Starting 9: Minor league options can lead to March roster madness
March (roster) Madness
1) Don’t be surprised if John Holdzkom begins the year in Triple-A, and if he does it will have nothing to do with his spring performance. (Also keep in mind Holdzkom has all of nine innings of major league experience). The hard-throwing Arquimedes Caminero, acquired from the Marlins this offseason, is out of options and is perhaps pitching too well for the Pirates to risk losing.
Caminero always has thrown hard and missed bats …
Year | Avg. fastball velocity (PITCHf/x) | Swinging strike Pct.
… but now he’s throwing strikes this spring.
Caminero entered Friday with 12 strikeouts and just one walk this spring in eight innings. Against the Yankees earlier this month, he struck out the side by generating a whopping eight swings and misses. Scouts are buzzing about Caminero.
2) In addition to a crowded bullpen, there is one vacant bench spot on the Pirates roster but it is almost certainly going to go to a left-handed bat. What’s working against Jose Tabata, who has made an effective swing adjustment this spring to better lift the ball, is he’s right-handed and the four bench locks: Jung Ho Kang, Chris Stewart (or Tony Sanchez), Sean Rodriguez and Corey Hart are right handed.
3) If the Pirates prefer left-handed power, Andrew Lambo will be the choice as 25th man, though his bat has been cool for a second straight spring. If the Pirates prefer on-base skills, Jaff Decker is a sleeper candidate. Decker has an excellent eye and an astounding 16.4 percent walk rate for his minor league career. He also has an outstanding throwing arm.
4) The Pirates likely are prioritizing bat over glove with the 25th spot as Rodriguez can play every outfield position, and actually began in the outfield as an amateur. Hart might test his knees in the outfielder later this month.

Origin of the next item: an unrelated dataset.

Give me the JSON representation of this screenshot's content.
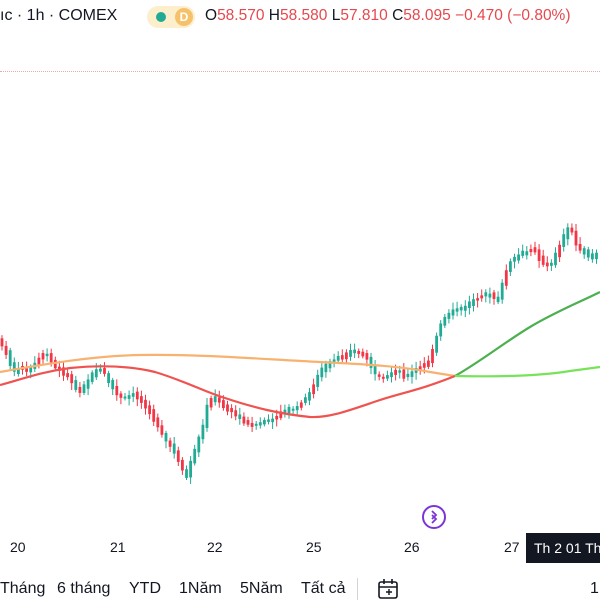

5) Starling Marte is perhaps underappreciated nationally but that could change this season as Marte has picked up where he left off in the second half, blistering everything thrown his way.
6) Marte has consistently hit in the fifth spot this spring and while Pirates manager Clint Hurdle has yet to publicly commit to that being his opening day lineup position, Hurdle has said he looks at Marte as more of a “run producer” than a “run creator.”
7) Marte produced like a middle of the order bat, like another potential MVP candidate, after June last season. In the second half, Marte made a mechanical change in widening his stance, and a mental one in trying to eliminate half the plate on each pitch offering. He began to strike out at a below-average rate and hit with above-average power.
Marte’s second half:
K rate: 18.0%
HR/FB: 18.4% (league average was 9.5%)
8) Pirates general manager Neal Huntington also is on board with the concept of moving Marte down in the lineup.
“We always envisioned he would end up toward the middle of the lineup,” Huntington said.
9) Perhaps Marte isn’t the only Pirates hitter who should move in the batting order. The third spot in the batting order has traditionally been reserved for a club’s best hitter. But data-based research has shown the third spot is not among the three most ideal batting positions, rather, the fifth or sixth is most optimal. Why? The third hitter comes to bat with two outs and no one on more than another other spot in an order.
Some clubs have moved their best hitter to the No. 2 spot like the Angles with Mike Trout. Perhaps the analytical-friendly Pirates should consider a similar move with McCutchen.